(1) J. Dettmer, I. Vatolkin, and T. Glasmachers: Weighted Initialisation of Evolutionary Instrument and Pitch Detection in Polyphonic Music. Accepted for Proceedings of the 13th International Conference on Artificial Intelligence in Music, Sound, Art and Design (EvoMUSART)
Abstract: Current state-of-the-art methods for instrument and pitch detection in polyphonic music often require large datasets and long training times; resources which are sparse in the field of music information retrieval, presenting a need for unsupervised alternative methods that do not require such prerequisites. We present a modification to an evolutionary algorithm for polyphonic music approximation through synthesis that uses spectral information to initialise populations with probable pitches. This algorithm can perform joint instrument and pitch detection on polyphonic music pieces without any of the aforementioned constraints. Sets of tuples of (instrument, style, pitch) are graded with a COSH distance fitness function and finally determine the algorithm’s instrument and pitch labels for a given part of a music piece. Further investigation into this fitness function indicates that it tends to create false positives which may conceal the true potential of our modified approach. Regardless of that, our modification still shows significantly faster convergence speed and slightly improved pitch and instrument detection errors over the baseline algorithm on both single onset and full piece experiments.
(2) L. Fricke, M. Gotham, F. Ostermann, and I. Vatolkin: Adaptation and Optimization of AugmentedNet for Roman Numeral Analysis Applied to Audio Signals. Accepted for Proceedings of the 13th International Conference on Artificial Intelligence in Music, Sound, Art and Design (EvoMUSART)

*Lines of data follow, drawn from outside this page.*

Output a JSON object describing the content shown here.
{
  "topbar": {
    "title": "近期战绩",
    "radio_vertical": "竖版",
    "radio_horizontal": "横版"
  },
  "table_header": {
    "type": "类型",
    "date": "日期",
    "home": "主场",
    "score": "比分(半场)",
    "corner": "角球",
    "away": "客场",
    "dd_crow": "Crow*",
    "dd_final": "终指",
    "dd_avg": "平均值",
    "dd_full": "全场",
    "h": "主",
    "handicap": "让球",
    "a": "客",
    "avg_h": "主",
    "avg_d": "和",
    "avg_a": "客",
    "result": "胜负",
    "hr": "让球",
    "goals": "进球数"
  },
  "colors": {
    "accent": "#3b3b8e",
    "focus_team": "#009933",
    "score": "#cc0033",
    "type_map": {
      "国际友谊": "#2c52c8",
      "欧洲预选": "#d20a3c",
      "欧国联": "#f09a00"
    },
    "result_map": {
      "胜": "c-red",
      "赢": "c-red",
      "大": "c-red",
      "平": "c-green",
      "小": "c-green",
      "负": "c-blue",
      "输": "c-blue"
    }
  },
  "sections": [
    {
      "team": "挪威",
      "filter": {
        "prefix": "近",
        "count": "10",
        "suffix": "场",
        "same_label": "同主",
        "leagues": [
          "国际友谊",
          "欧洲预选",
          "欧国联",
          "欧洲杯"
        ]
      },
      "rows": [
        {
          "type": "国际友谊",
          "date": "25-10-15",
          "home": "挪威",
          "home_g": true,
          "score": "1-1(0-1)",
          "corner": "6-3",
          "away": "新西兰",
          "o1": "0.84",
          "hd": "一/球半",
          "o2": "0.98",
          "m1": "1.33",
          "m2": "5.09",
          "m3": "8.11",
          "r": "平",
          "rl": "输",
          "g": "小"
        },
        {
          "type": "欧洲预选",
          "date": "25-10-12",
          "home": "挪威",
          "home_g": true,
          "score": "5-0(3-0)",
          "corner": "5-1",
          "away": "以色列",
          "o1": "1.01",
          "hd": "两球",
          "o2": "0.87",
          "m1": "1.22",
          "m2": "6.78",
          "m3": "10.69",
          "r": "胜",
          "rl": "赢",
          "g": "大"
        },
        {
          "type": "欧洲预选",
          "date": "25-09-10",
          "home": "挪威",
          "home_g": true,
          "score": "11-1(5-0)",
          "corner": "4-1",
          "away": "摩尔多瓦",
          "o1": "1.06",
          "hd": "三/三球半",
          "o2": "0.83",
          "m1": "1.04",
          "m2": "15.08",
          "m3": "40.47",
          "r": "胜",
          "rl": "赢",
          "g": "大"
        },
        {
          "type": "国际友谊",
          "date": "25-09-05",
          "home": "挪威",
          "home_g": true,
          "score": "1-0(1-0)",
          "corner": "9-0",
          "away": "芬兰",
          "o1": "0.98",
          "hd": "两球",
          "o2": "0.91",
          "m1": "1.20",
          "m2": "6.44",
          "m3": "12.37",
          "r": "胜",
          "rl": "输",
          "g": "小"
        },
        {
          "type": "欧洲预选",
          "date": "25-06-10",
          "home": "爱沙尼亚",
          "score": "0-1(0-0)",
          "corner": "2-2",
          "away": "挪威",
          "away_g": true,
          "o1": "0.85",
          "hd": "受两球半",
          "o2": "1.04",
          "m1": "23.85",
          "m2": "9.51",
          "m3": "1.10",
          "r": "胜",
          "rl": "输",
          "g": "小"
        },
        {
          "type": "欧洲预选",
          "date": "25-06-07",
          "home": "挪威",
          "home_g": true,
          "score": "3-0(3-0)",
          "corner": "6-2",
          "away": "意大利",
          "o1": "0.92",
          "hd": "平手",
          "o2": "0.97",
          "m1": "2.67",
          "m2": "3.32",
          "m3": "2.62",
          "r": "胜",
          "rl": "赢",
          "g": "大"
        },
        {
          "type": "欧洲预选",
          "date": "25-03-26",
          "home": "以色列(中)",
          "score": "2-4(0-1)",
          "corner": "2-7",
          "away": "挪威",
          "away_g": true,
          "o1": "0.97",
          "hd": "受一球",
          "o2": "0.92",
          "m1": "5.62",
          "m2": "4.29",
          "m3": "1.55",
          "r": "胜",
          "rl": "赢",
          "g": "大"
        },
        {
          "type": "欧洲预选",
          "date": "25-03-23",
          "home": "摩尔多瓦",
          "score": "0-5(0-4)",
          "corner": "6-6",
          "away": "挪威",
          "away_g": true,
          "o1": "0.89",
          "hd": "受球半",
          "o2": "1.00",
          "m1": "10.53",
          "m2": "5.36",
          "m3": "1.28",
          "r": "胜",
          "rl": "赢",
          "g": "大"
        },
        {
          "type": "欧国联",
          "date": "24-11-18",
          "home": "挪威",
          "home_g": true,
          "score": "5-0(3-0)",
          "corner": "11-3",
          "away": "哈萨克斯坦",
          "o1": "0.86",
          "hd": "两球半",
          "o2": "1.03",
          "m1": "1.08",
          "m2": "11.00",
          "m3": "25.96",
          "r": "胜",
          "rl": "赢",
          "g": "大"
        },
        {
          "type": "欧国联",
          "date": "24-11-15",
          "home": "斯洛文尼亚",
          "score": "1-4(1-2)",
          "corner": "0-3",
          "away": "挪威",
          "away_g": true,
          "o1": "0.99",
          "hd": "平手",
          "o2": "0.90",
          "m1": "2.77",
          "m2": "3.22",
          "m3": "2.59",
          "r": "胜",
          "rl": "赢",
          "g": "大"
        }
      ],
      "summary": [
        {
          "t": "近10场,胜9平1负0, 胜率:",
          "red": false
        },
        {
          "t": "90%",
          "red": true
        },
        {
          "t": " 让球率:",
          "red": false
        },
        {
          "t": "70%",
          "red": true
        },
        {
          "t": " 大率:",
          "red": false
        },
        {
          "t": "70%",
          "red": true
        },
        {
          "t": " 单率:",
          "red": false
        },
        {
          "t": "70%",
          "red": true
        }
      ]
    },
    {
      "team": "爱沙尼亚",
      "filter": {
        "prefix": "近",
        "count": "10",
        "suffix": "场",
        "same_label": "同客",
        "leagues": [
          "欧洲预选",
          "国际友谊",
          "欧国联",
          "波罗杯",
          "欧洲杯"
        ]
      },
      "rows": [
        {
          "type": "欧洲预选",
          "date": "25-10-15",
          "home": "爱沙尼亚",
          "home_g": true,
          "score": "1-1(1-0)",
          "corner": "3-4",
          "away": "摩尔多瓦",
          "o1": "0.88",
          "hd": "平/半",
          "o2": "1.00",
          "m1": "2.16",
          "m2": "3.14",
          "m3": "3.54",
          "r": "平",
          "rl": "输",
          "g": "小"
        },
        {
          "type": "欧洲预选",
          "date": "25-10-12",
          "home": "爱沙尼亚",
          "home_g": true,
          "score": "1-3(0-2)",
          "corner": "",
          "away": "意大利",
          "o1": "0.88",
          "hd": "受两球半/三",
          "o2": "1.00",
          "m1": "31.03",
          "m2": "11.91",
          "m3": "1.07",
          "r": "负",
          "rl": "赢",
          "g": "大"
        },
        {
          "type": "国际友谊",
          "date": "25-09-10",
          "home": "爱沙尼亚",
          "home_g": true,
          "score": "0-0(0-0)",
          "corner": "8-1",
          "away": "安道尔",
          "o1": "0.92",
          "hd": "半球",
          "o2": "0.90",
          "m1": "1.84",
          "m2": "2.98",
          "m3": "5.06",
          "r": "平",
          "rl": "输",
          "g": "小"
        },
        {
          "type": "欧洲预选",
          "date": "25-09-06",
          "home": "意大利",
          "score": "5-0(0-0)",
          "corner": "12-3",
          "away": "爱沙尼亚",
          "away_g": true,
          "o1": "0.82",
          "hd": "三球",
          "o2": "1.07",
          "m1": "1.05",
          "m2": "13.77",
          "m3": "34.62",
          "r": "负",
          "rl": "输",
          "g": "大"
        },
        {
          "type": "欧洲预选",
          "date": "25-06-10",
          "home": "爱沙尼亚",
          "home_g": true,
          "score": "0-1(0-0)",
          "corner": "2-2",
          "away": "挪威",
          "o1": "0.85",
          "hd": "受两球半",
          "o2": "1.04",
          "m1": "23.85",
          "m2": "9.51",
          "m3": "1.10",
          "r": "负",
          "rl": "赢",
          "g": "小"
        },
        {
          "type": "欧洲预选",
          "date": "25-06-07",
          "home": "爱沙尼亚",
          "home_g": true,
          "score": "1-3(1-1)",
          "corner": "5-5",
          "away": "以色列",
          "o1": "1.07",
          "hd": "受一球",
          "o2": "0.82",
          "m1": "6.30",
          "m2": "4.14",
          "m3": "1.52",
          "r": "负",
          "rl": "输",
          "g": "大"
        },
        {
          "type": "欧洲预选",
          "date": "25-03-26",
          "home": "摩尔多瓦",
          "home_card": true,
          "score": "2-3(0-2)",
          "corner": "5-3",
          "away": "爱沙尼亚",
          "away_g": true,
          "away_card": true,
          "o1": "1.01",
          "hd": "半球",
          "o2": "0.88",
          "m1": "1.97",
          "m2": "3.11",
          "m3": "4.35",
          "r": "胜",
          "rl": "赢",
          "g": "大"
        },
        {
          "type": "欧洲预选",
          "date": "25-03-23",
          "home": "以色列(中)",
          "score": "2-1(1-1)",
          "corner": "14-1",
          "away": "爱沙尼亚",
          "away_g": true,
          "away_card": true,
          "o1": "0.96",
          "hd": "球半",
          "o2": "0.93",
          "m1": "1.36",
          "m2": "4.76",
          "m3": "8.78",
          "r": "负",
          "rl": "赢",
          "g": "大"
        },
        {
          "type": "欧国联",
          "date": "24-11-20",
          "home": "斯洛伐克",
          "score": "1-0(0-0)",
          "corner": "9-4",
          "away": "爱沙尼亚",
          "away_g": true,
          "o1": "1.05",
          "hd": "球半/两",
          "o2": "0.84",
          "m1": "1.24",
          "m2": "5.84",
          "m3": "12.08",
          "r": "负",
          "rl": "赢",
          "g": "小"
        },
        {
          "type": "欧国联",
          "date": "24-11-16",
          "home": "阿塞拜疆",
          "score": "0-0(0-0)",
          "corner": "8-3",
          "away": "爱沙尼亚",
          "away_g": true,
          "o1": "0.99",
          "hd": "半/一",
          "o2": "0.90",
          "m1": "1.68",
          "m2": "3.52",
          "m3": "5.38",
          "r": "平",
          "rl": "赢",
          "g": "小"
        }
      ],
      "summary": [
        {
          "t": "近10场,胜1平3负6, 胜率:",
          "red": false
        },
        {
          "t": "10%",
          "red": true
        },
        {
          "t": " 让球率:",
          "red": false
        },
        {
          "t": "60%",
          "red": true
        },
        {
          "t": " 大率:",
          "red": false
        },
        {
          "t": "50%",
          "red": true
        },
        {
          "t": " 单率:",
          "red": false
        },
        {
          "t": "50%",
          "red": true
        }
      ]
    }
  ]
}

Abstract: Automatic music harmony analysis has recently been significantly improved by AugmentedNet, a convolutional recurrent neural network for predicting Roman numeral labels. The original network receives perfect note annotations from the digital score as inputs and predicts various tonal descriptors: key, chord root, bass note, harmonic rhythm, etc. However, for many music tracks the score is not available at hand. For this study, we have first adjusted AugmentedNet for a direct application to audio signals represented either by chromagrams or semitone spectra. Second, we have implemented and compared further modifications to the network architecture: a preprocessing block designed to learn pitch spellings, increase of the network size, and addition of dropout layers. The statistical analysis helped to identify the best among all proposed configurations and has shown that some of the optimization steps significantly increased the classification performance. Besides, AugmentedNet can reach similar accuracies with audio features as inputs, compared to the perfect annotations that it was originally designed for.